4) and 3) Alexander Mishkin and Anatoliy Chepiga

Mishkin & Chepiga
Would-be GRU assassins in their disastrous RT interview (Credit: RT)

More hapless than Skripal were his would-be assassins, “Alexander Petrov” and “Ruslan Boshirov.” Those were aliases for two officers from Russia’s military intelligence service, the Main Intelligence Directorate, or GRU. In March, they traveled undercover to England with the mission of killing Skirpal. Not only did these clowns fail to dispatch the renegade spy to that great Siberia in the sky, their real names soon came to light.

After examining footage from Britain’s ubiquitous closed circuit TV cameras, MI6 released photographs of the two suspects. The investigative site Bellingcat and a Russian site, The Insider, tapped the black market for databases in the Russian bureaucracy and got the scoop: the real names of the failed assassins were Alexander Mishkin and Anatoliy Chepiga.

Not only was their mission a failure and their cover blown. They compounded their predicament by responding to the whims of their master Vladimir Putin. The Russian president declared the two suspects were innocent Russian tourists and free to tell their story. The undynamic duo proceeded to give an interview on RT, Russia’s version of Fox News, that exposed themselves all the more.

When the interviewer, RT’s editor in chief, asked why the two men were traveling together, with the insinuation that they were gay, Petrov/Mishkin blurted out, “We came to you for protection. You’re not interrogating us.”

And why, millions of viewers asked themselves  exactly did two innocent tourists need the protection of the Russian nation’s most propagandistic network? Mishkin apparently forgot the TV cameras were on. Blowing your cover story in front of a national audience is a rare feat in the annals of espionage, but this numbskull achieved it.

Mishkin and Chepiga’s only accomplishment in 2018 was to stay out of jail.

2) Maria Butina

Maria Butina gun
Maria Butina posted this picture on Facebook in 2013. (Credit: Mother Jones)

The very low bar of staying out of the slammer may elude Marina Butina, perhaps the most famous Russian spy in Washington.  Earlier this month,  the former American University graduate student pleaded guilty to acting a Russian agent. She faces up to three years in jail, though she may get less when she is sentenced in 2019.
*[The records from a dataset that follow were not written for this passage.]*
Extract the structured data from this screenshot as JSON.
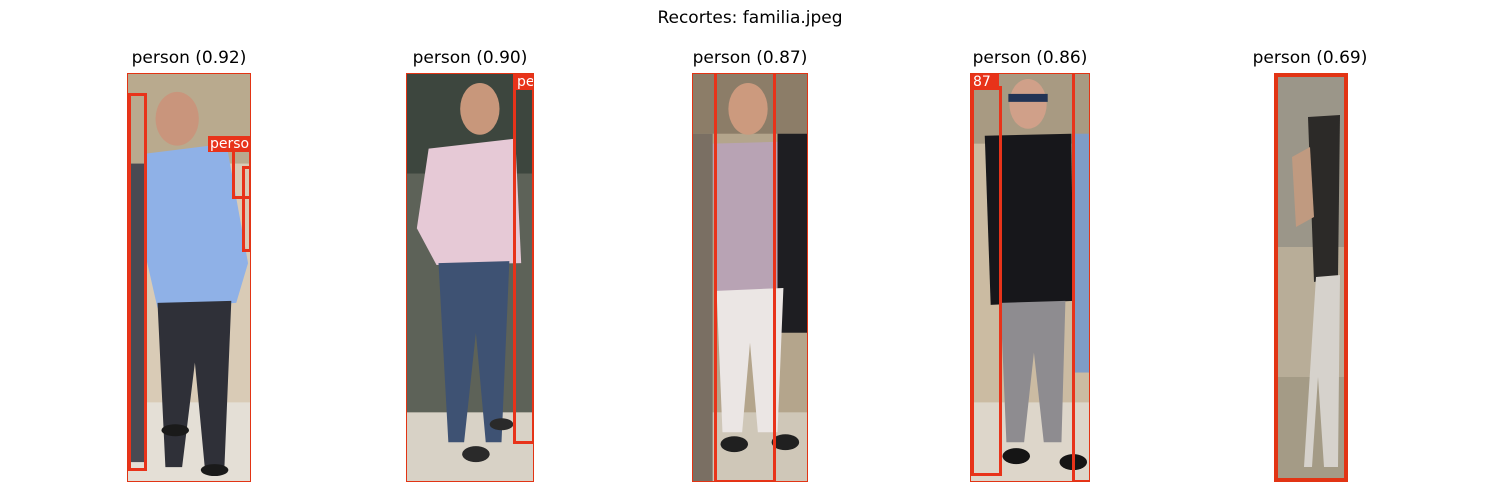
{
  "figure": {
    "title": "Recortes: familia.jpeg"
  },
  "panels": [
    {
      "title": "person (0.92)",
      "overlay_labels": [
        "person"
      ]
    },
    {
      "title": "person (0.90)",
      "overlay_labels": [
        "pe"
      ]
    },
    {
      "title": "person (0.87)",
      "overlay_labels": []
    },
    {
      "title": "person (0.86)",
      "overlay_labels": [
        "87"
      ]
    },
    {
      "title": "person (0.69)",
      "overlay_labels": []
    }
  ],
  "colors": {
    "box": "#e8331a",
    "background": "#ffffff"
  }
}
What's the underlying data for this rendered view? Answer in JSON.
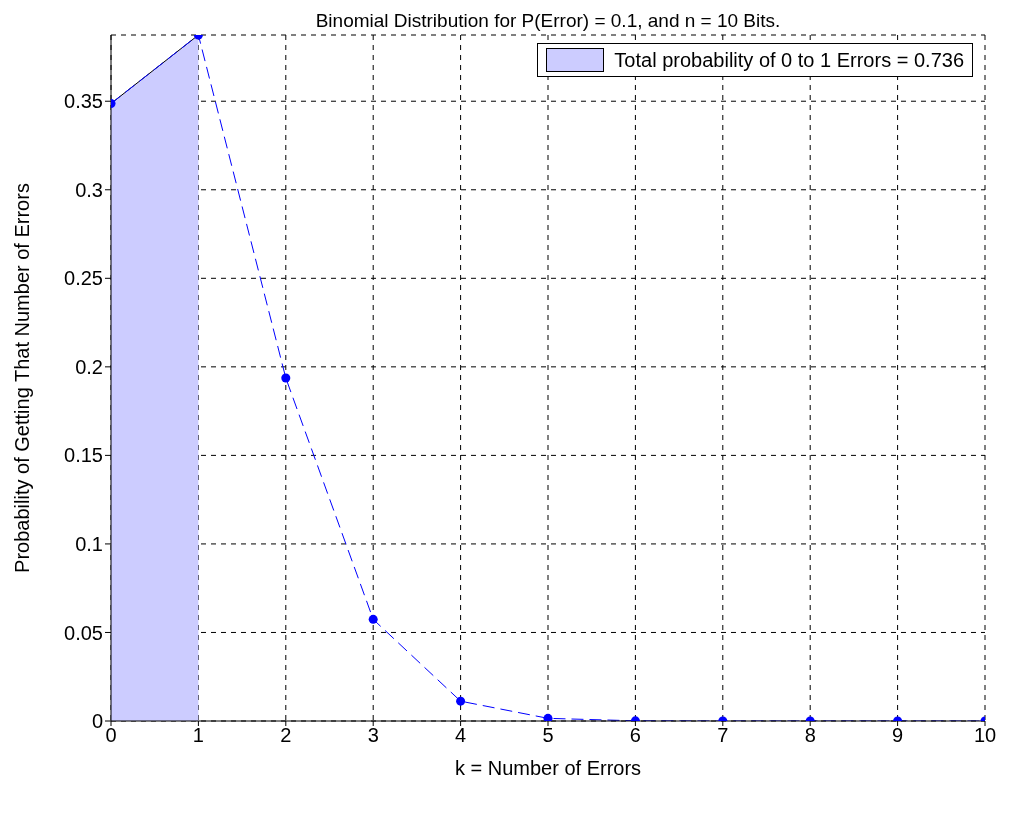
{
  "chart_data": {
    "type": "line",
    "title": "Binomial Distribution for P(Error) = 0.1, and n = 10 Bits.",
    "xlabel": "k = Number of Errors",
    "ylabel": "Probability of Getting That Number of Errors",
    "series": [
      {
        "type": "area",
        "name": "Total probability of 0 to 1 Errors = 0.736",
        "color": "#ccccff",
        "x": [
          0,
          1
        ],
        "values": [
          0.3487,
          0.3874
        ]
      },
      {
        "color": "#0000ff",
        "line_style": "dashed",
        "marker": "none",
        "x": [
          0,
          1,
          2,
          3,
          4,
          5,
          6,
          7,
          8,
          9,
          10
        ],
        "values": [
          0.3487,
          0.3874,
          0.1937,
          0.0574,
          0.0112,
          0.0015,
          0.0001,
          0,
          0,
          0,
          0
        ]
      },
      {
        "type": "lollipop",
        "color": "#0000ff",
        "marker": "circle",
        "x": [
          0,
          1,
          2,
          3,
          4,
          5,
          6,
          7,
          8,
          9,
          10
        ],
        "values": [
          0.3487,
          0.3874,
          0.1937,
          0.0574,
          0.0112,
          0.0015,
          0.0001,
          0,
          0,
          0,
          0
        ]
      }
    ],
    "xlim": [
      0,
      10
    ],
    "xticks": [
      0,
      1,
      2,
      3,
      4,
      5,
      6,
      7,
      8,
      9,
      10
    ],
    "ylim": [
      0,
      0.3874
    ],
    "yticks": [
      0,
      0.05,
      0.1,
      0.15,
      0.2,
      0.25,
      0.3,
      0.35
    ],
    "grid": true,
    "legend": "top right"
  }
}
The gun-toting Butina was a less than discreet operative in America. She cut a wide swathe at the National Rifle Association and other conservative groups, snagging a Republican political operative along the way to serve as a boyfriend/collaborator. Her mission was to set up a meeting between Trump and her controller, Russian banker Alexander Torshin. It was supposed to happen in February 2017 but fell through at the last minute. Despite her impressive arsenal of weaponry, she lacked firepower in the end.

Now Butina may have to trade her Red Sparrow persona for an orange prison suit.

1) Ahmed al-Asiri

Ahmed al-Asiri
Ahmed al-Asiri, fall guy

Gen. Ahmad al-Asiri started 2018 as deputy chief of the General Intelligence Presidency, the spy service of the Kingdom of Saudi Arabia. At year’s end, he’s in jail, facing the death penalty for his role in the assassination of journalist Jamal Khashoggi.
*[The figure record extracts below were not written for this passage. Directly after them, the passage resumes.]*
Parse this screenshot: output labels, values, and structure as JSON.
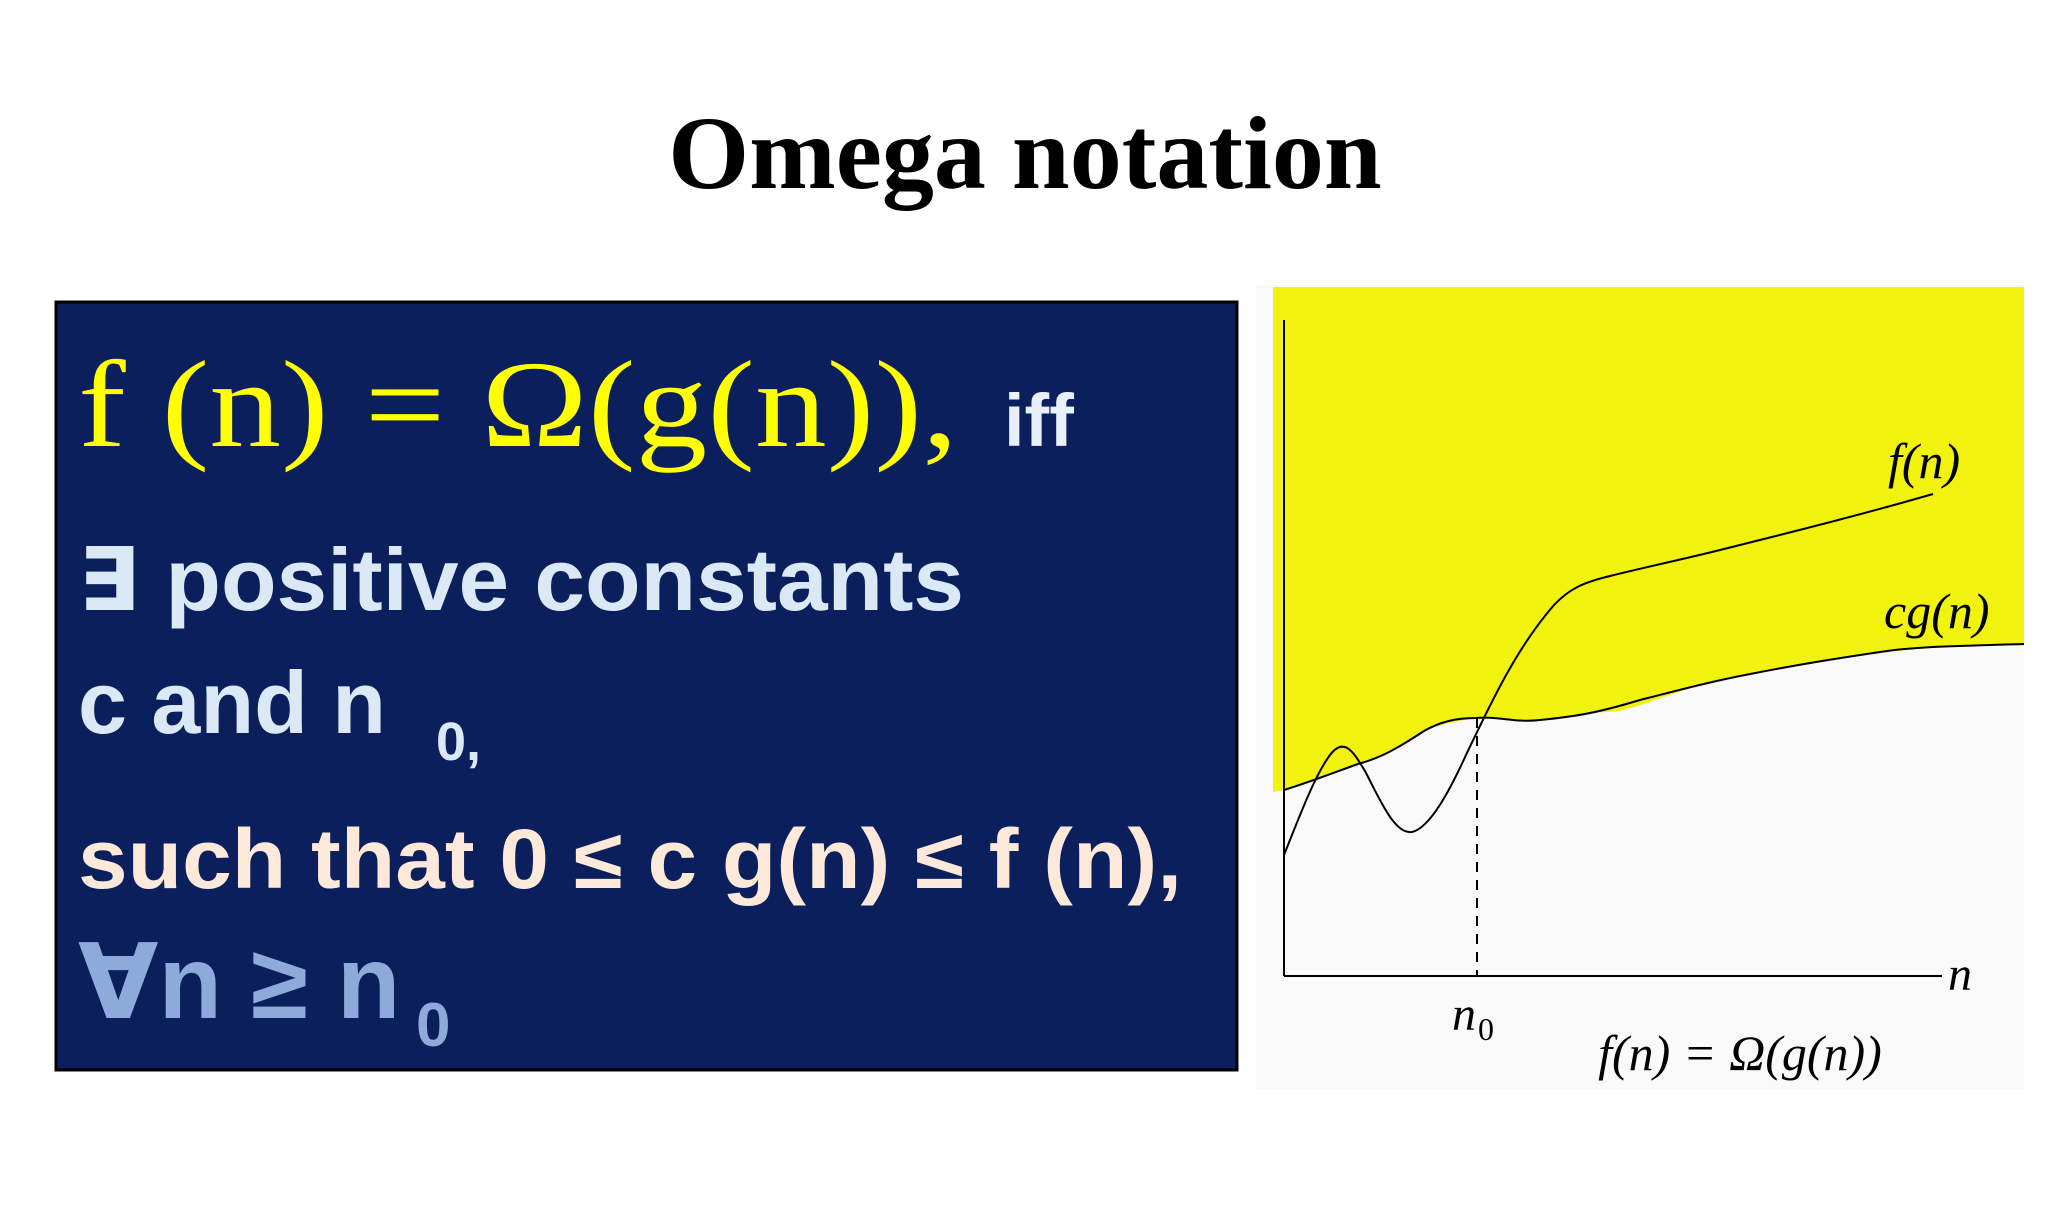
{
  "title": "Omega notation",
  "definition": {
    "line1": "f (n) = Ω(g(n)),",
    "line1_suffix": "iff",
    "line2": "∃ positive constants",
    "line3": "c  and  n",
    "line3_sub": "0,",
    "line4": "such that 0 ≤ c g(n) ≤ f (n),",
    "line5": "∀n ≥  n",
    "line5_sub": "0"
  },
  "graph": {
    "f_label": "f(n)",
    "cg_label": "cg(n)",
    "x_label": "n",
    "n0_label": "n",
    "n0_sub": "0",
    "caption": "f(n) = Ω(g(n))"
  }
}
Asiri’s downfall was not his tradecraft, but his choice of subordinates. Asiri was in charge of the 15-man “hit squad” that killed Khashoggi in the Saudi consulate in Istanbul, Turkey. Asiri reportedly ordered the men to bring Khashoggi back to Saudi Arabia, But his team bungled the job, and Khashoggi was killed on the spot, not kidnapped.

No one believes that Asiri would have or could have ordered the rendition of Khashoggi without the blessing of his boss, Crown Prince Mohammed bin Salman (MBS). And no one doubts that MBS  (and President Trump) needs a scapegoat for Khashoggi’s murder, and that Asiri will serve. A good spy should never have to contemplate a sword over his neck. Asiri does.

Coda

So if you think you had a bad year in 2018, think again. If espionage is your profession you did better than this hapless half-dozen. And if espionage is not your profession, well, you chose wisely.